3:14 with kings and counselors of the earth, who built up waste places for themselves;

  • (k) He notes the ambition of them who for their pleasure as it were change the order of nature, and build in most barren places, because they would by this make their names immortal.

3:15 or with princes who had gold, who filled their houses with silver:

3:16 or as a hidden untimely birth I had not been, as infants who never saw light.

3:17 There the wicked cease from troubling. There the weary are at rest.

  • (l) That is, by death the cruelty of the tyrants has ceased.

3:18 There the prisoners are at ease together.
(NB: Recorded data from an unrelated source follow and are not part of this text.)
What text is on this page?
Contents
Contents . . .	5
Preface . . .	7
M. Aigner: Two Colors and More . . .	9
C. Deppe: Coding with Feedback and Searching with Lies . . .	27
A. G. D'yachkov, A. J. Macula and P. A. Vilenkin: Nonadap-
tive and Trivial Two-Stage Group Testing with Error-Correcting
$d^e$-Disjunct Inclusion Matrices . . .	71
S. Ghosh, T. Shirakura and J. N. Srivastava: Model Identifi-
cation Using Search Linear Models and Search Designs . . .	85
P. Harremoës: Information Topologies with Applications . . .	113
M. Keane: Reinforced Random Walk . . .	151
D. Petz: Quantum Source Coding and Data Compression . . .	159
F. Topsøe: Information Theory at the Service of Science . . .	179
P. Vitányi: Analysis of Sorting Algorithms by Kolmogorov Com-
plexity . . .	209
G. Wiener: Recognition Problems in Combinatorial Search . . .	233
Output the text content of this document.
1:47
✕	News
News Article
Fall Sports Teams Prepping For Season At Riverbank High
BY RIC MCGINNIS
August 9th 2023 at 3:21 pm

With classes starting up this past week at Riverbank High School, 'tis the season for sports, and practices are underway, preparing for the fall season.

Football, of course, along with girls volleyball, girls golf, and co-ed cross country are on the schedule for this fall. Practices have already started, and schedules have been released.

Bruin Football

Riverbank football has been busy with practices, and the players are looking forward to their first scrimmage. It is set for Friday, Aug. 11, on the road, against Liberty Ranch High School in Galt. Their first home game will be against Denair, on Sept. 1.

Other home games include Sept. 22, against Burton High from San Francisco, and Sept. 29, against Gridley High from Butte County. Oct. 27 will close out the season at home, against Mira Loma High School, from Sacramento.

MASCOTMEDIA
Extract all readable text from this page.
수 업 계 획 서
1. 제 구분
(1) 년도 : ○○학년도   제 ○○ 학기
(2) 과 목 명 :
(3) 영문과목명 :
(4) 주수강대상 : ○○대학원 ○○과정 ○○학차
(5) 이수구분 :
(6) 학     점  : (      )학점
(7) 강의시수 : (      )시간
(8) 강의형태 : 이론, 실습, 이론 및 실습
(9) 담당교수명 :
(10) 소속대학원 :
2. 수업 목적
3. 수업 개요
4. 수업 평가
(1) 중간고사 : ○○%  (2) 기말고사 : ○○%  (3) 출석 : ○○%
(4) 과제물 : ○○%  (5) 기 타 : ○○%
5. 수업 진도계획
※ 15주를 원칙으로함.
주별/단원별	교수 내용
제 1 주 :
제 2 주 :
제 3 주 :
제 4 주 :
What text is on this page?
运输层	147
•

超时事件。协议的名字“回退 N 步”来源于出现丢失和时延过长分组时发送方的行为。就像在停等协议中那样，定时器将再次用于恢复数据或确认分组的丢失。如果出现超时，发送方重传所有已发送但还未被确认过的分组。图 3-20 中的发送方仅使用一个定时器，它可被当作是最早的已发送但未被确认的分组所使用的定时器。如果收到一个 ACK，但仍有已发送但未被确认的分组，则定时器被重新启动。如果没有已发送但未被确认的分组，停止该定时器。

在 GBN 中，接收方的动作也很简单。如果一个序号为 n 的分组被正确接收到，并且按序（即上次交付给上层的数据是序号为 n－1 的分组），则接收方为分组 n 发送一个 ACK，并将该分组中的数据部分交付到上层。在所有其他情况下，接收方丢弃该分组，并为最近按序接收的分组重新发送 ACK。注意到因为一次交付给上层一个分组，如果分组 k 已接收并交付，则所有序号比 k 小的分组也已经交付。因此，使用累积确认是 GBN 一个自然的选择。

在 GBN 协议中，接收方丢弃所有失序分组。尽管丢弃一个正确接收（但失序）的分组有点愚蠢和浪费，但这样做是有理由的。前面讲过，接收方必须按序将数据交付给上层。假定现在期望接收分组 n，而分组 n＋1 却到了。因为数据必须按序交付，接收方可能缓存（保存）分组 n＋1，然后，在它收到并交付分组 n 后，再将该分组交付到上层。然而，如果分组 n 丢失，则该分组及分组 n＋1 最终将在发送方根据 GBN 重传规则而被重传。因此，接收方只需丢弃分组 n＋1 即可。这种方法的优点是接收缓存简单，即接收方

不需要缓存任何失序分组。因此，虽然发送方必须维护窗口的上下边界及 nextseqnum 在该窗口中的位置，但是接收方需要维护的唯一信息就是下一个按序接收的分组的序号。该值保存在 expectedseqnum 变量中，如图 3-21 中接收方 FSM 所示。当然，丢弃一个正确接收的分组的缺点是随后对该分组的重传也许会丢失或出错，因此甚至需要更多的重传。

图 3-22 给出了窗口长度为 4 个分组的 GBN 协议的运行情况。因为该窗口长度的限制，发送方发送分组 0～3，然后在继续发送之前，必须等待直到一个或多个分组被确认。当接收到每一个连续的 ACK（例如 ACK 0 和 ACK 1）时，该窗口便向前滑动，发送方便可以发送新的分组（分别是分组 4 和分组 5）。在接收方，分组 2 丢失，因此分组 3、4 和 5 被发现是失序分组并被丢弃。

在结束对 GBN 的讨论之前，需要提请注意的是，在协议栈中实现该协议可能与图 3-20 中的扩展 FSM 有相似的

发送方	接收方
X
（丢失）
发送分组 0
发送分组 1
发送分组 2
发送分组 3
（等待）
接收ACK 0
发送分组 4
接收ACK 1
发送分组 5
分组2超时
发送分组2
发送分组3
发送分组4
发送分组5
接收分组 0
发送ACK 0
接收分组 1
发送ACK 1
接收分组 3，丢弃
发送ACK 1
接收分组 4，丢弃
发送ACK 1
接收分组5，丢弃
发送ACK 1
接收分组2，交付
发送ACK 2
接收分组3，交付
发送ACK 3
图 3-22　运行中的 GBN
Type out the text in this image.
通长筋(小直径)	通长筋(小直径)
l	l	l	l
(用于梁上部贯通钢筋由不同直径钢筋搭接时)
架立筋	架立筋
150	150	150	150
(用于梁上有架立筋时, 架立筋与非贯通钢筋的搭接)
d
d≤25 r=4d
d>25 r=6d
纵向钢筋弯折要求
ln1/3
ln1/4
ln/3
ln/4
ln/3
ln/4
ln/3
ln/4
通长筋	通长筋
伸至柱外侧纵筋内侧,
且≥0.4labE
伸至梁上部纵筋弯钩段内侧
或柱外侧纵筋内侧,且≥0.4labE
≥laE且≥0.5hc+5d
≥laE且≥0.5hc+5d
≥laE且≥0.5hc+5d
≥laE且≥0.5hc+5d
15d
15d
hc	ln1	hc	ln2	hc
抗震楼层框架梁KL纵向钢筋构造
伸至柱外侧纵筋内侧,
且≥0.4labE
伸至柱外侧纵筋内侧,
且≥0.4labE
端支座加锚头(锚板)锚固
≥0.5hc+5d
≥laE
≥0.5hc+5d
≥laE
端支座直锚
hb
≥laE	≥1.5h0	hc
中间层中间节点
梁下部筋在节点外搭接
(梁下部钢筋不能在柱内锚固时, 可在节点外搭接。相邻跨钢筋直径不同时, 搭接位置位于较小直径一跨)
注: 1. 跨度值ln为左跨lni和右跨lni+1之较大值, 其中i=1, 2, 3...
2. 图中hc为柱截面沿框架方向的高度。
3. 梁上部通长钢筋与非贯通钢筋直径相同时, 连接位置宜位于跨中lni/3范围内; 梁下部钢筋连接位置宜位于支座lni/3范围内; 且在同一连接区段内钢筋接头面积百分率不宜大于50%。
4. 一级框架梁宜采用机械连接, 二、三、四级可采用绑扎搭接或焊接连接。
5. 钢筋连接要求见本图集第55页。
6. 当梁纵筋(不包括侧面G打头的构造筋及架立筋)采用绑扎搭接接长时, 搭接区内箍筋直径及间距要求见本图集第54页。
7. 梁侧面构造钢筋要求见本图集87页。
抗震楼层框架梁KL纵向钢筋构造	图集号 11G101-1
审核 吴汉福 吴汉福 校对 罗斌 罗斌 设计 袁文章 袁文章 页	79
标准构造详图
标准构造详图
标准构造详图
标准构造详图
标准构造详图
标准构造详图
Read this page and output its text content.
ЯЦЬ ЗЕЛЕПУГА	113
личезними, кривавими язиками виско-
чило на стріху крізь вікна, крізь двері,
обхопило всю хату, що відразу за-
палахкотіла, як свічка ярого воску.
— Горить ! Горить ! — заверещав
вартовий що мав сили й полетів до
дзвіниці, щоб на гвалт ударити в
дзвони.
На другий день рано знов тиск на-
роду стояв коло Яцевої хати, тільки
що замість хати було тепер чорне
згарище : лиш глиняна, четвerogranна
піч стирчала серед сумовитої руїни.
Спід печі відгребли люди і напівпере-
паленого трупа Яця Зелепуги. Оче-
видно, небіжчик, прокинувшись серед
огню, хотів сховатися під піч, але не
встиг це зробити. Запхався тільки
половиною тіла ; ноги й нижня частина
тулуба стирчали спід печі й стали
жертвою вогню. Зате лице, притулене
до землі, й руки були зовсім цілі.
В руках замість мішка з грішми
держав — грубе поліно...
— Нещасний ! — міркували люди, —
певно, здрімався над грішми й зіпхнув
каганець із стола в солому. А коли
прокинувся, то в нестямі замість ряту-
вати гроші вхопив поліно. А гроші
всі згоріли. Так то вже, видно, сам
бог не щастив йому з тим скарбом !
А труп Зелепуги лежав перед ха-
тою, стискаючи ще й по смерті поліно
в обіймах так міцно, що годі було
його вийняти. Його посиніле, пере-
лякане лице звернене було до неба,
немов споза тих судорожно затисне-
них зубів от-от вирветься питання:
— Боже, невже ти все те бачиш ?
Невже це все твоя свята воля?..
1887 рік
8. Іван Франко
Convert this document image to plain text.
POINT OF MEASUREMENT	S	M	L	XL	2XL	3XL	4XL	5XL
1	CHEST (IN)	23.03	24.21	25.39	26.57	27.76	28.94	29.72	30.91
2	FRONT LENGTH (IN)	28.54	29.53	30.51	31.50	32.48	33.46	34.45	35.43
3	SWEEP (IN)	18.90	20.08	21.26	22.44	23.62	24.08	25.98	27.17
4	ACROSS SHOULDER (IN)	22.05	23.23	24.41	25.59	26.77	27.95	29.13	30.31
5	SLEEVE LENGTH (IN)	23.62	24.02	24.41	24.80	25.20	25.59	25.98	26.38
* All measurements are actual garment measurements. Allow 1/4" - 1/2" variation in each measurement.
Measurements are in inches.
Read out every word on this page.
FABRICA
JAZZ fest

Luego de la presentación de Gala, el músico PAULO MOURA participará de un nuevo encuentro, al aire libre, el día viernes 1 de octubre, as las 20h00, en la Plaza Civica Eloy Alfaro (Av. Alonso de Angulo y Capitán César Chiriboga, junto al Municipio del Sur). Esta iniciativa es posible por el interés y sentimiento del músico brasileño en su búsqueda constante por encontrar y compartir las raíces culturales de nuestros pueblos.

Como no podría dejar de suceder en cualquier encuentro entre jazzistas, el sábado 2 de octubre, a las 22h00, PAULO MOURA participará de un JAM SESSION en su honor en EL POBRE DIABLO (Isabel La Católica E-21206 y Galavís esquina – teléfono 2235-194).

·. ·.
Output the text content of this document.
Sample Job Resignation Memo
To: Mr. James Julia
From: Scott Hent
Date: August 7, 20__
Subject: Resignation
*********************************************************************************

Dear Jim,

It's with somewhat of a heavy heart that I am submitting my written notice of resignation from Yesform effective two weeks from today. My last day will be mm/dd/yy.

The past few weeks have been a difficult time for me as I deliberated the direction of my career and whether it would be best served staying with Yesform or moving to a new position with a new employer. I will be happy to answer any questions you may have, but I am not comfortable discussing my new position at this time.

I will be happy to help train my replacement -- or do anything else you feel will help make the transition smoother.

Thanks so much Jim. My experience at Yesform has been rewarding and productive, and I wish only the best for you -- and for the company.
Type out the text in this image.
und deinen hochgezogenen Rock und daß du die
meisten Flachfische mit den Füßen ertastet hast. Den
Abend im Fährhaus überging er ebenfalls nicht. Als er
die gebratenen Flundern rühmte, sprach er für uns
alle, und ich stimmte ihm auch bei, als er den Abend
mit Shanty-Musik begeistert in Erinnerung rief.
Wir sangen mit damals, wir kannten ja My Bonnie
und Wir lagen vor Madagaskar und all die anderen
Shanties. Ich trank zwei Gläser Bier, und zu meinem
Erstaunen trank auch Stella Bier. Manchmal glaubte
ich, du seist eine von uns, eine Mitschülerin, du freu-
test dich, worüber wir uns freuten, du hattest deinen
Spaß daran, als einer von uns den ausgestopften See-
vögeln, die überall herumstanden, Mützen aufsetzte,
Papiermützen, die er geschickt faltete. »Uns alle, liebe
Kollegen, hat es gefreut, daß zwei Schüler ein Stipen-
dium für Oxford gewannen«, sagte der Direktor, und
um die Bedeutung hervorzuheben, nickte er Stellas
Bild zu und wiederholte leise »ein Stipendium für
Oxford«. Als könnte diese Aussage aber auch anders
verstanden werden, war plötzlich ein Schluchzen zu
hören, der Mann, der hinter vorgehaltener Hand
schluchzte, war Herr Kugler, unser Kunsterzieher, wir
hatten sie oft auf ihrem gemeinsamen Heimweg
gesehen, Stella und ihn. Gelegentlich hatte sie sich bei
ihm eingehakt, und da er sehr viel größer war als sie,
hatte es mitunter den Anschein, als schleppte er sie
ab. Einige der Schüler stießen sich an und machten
They don't hear the voice of the taskmaster.

  • (m) All they who sustain any kind of calamity and misery in this world: which he speaks after the judgment of the flesh.

3:19 The small and the great are there. The servant is free from his master.

3:20 "Why is light given to him who is in misery, life to the bitter in soul,

  • (n) He shows that the benefits of God are not comfortable, unless the heart is joyful, and the conscience quieted.

3:21 Who long for death, but it doesn't come; and dig for it more than for hidden treasures,

3:22 who rejoice exceedingly, and are glad, when they can find the grave?

3:23 Why is light given to a man whose way is hid, whom God has hedged in?

  • (o) That sees not how to come out of his miseries, because he does not depend on God’s providence.

3:24 For my sighing comes before I eat. My groanings are poured out like water.

3:25 For the thing which I fear comes on me, That which I am afraid of comes to me.

  • (p) In my prosperity I looked for a fall, as it now has come to pass.

3:26 I am not at ease, neither am I quiet, neither have I rest; but trouble comes."

  • (q) The fear of troubles that would ensue, caused my prosperity to seem to me as nothing, and yet I am not exempted from trouble.